Les deux chapitres suivants couvrent la période 1721-1751 et s’appuient sur des recensements et des décisions de justice rendues par le Conseil supérieur de Louisiane pour décrire les stratégies employées par les couples (de « gens de couleur » ou interraciaux) pour contourner les clauses du Code noir de Louisiane (promulgué en 1724) visant à compliquer les procédures d’affranchissement et à priver les gens de couleur libres de leurs droits. J. M. Johnson s’y efforce avec brio de combler les lacunes des recensements en retrouvant la trace de femmes noires libres par le biais des cadastres et des registres de baptême, pointant les incohérences des différentes autorités (coloniales et ecclésiastiques en particulier) dans les désignations des statuts, l’influence que pouvaient avoir les marraines dans la constitution de réseaux familiaux élargis, et la ténacité des femmes affranchies à faire valoir leurs droits et ceux de leurs enfants face à des exécuteurs testamentaires peu scrupuleux.

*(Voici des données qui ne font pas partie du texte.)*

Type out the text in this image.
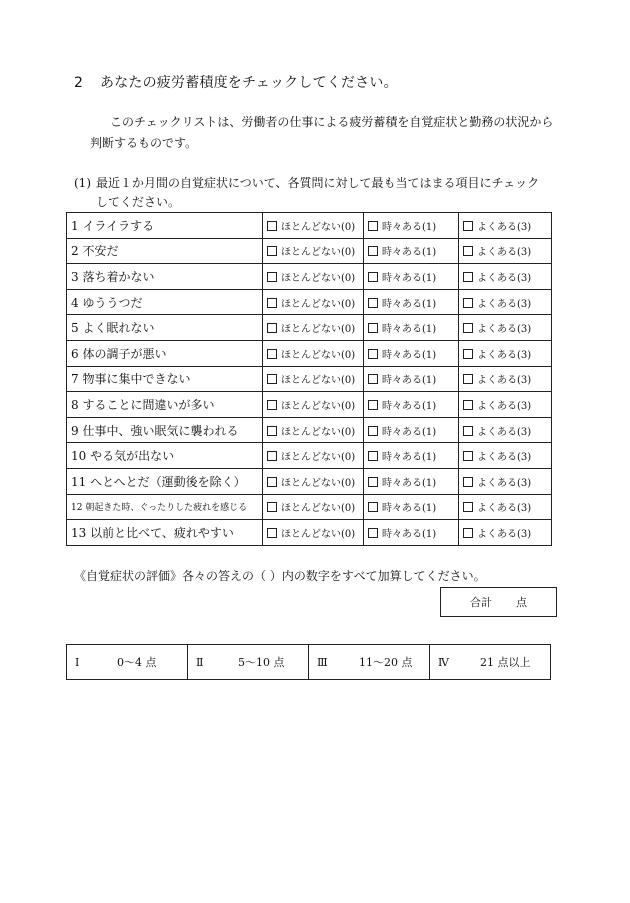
2 あなたの疲労蓄積度をチェックしてください。
このチェックリストは、労働者の仕事による疲労蓄積を自覚症状と勤務の状況から
判断するものです。
(1) 最近１か月間の自覚症状について、各質問に対して最も当てはまる項目にチェック
してください。
1 イライラする	ほとんどない(0)	時々ある(1)	よくある(3)
2 不安だ	ほとんどない(0)	時々ある(1)	よくある(3)
3 落ち着かない	ほとんどない(0)	時々ある(1)	よくある(3)
4 ゆううつだ	ほとんどない(0)	時々ある(1)	よくある(3)
5 よく眠れない	ほとんどない(0)	時々ある(1)	よくある(3)
6 体の調子が悪い	ほとんどない(0)	時々ある(1)	よくある(3)
7 物事に集中できない	ほとんどない(0)	時々ある(1)	よくある(3)
8 することに間違いが多い	ほとんどない(0)	時々ある(1)	よくある(3)
9 仕事中、強い眠気に襲われる	ほとんどない(0)	時々ある(1)	よくある(3)
10 やる気が出ない	ほとんどない(0)	時々ある(1)	よくある(3)
11 へとへとだ（運動後を除く）	ほとんどない(0)	時々ある(1)	よくある(3)
12 朝起きた時、ぐったりした疲れを感じる	ほとんどない(0)	時々ある(1)	よくある(3)
13 以前と比べて、疲れやすい	ほとんどない(0)	時々ある(1)	よくある(3)
《自覚症状の評価》各々の答えの（ ）内の数字をすべて加算してください。
合計 点
Ⅰ	0～4 点	Ⅱ	5～10 点	Ⅲ	11～20 点	Ⅳ	21 点以上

Le régime colonial espagnol, évoqué à la page 163 dans le cadre de l’analyse des registres de baptême, fait l’objet du dernier chapitre, où l’autrice montre la rapidité d’adaptation des femmes esclaves à un système plus favorable à l’auto-émancipation et moins regardant face aux testaments laissés par les hommes blancs, puisqu’il ne requérait pas l’approbation du gouverneur de la colonie. Les jalons utiles permettant aux lecteurs de comprendre les modalités du transfert de la Louisiane à l’Espagne à l’issue de la guerre de Sept Ans et la mise en place tardive du Code O’Reilly viennent un peu tardivement en raison de la focalisation des premières pages sur une décision de justice datant de 1789. L’analyse de la bataille juridique qui opposa entre 1789 et 1792 la sœur et la concubine d’un riche mulâtre libre, Maurice Dauphine, est adossée à une recherche archivistique menée par l’autrice sur 52 testaments enregistrés par des « gens de couleur » libres entre 1771 et 1803. Elle y décrypte de manière convaincante la récupération du racisme scientifique par la sœur du défunt au détriment d’une veuve non protégée par le sacrement catholique du mariage, peu avant que l’acquisition du territoire de Louisiane par les États-Unis en pleine guerre d’indépendance haïtienne ne redéfinisse les castes en fonction de la proportion de sang africain présumé.

En définitive, l’ouvrage de J. M. Johnson, lauréat de nombreux prix de sociétés savantes outre-Atlantique dont l’American Historical Association, l’American Studies Association ou la Southern Historical Association, offre une perspective féministe bien assumée sur la question des droits des femmes africaines et afro-descendantes en Louisiane. Sa lecture ne pourra qu’enrichir l’historiographie de la Nouvelle-Orléans et de la diaspora africaine.

References

1. Geneviève Piché, Du baptême à la tombe. Afro-catholicisme et réseaux familiaux dans les communautés esclaves louisianaises , Rennes, PUR, 2018.